Die öffentlichrechtlichen Fernsehsender zusammen würden über einen Zuschaueranteil von 43,8% verfügen.

Die Klägerin meint, ihr stehe auch ein Anspruch auf Zahlung von Transportentgelten für das von ihr der Beklagten zur Verfügung gestellte Kabelnetz zu. Dadurch, dass sie solche Entgelte nur an die Regionalgesellschaften zahle, verzerre die Beklagte den Wettbewerb zu ihren Gunsten. Die Nichtgewährung von Entgelten der Klägerin gegenüber entbehre einer sachlichen Rechtfertigung. Ihr stünde deshalb ein Schadensersatzanspruch in Höhe der Klageforderung aus §§ 33 Abs. 1, 3 i.V. 20 Abs. 1, 2 S. 2 GWB zu. Der relevante Markt sei derjenige der Signaleinspeisung, auf dem die Beklagte als Nachfragerin tätig sei, damit ihr Programm eine große Zahl von Haushalten erreiche. Jedenfalls das aus der Beklagten und den übrigen öffentlichrechtlichen Rundfunkanstalten gebildete Oligopol habe auf dem Einspeisemarkt eine marktbeherrschende Stellung.

Die Beklagte behindere die Klägerin unbillig dadurch, dass sie dieser gegenüber die Zahlung von Transportentgelten verweigere. Auch weil die Beklagte in dem Bewusstsein handelte, dass die Einspeiseentgelte an die Regionalgesellschaften von diesen ohne rechtliche Grundlage gefordert worden seien, liege ein sachlicher Grund für die Ungleichbehandlung der Klägerin nicht vor.
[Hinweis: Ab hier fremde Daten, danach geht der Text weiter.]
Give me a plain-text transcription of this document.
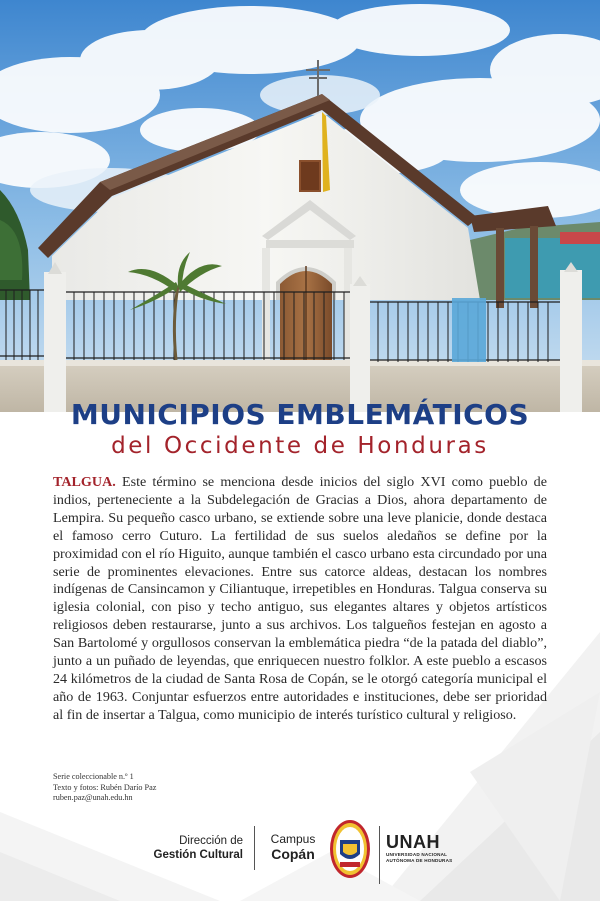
MUNICIPIOS EMBLEMÁTICOS
del Occidente de Honduras
TALGUA. Este término se menciona desde inicios del siglo XVI como pueblo de indios, perteneciente a la Subdelegación de Gracias a Dios, ahora departamento de Lempira. Su pequeño casco urbano, se extiende sobre una leve planicie, donde destaca el famoso cerro Cuturo. La fertilidad de sus suelos aledaños se define por la proximidad con el río Higuito, aunque también el casco urbano esta circundado por una serie de prominentes elevaciones. Entre sus catorce aldeas, destacan los nombres indígenas de Cansincamon y Ciliantuque, irrepetibles en Honduras. Talgua conserva su iglesia colonial, con piso y techo antiguo, sus elegantes altares y objetos artísticos religiosos deben restaurarse, junto a sus archivos. Los talgueños festejan en agosto a San Bartolomé y orgullosos conservan la emblemática piedra “de la patada del diablo”, junto a un puñado de leyendas, que enriquecen nuestro folklor. A este pueblo a escasos 24 kilómetros de la ciudad de Santa Rosa de Copán, se le otorgó categoría municipal el año de 1963. Conjuntar esfuerzos entre autoridades e instituciones, debe ser prioridad al fin de insertar a Talgua, como municipio de interés turístico cultural y religioso.
Serie coleccionable n.º 1
Texto y fotos: Rubén Darío Paz
ruben.paz@unah.edu.hn
Dirección de
Gestión Cultural
Campus
Copán
UNAH
UNIVERSIDAD NACIONAL
AUTÓNOMA DE HONDURAS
Auch § 5 des GEMA-Vertrages könne insoweit nicht herangezogen werden, da diese Regelung gegen § 134 BGB i.V.m. § 1 GWB bzw. §§ 19, 20 GWB verstoße und daher nichtig sei. Außerdem sei diese Vereinbarung zu einer angemessenen Kompensation der Klägerin nicht geeignet, da die Rabatte nur einen Bruchteil dessen darstellen würden, was die öffentlichrechtlichen Fernsehanstalten an die Regionalgesellschaften zahlen würden.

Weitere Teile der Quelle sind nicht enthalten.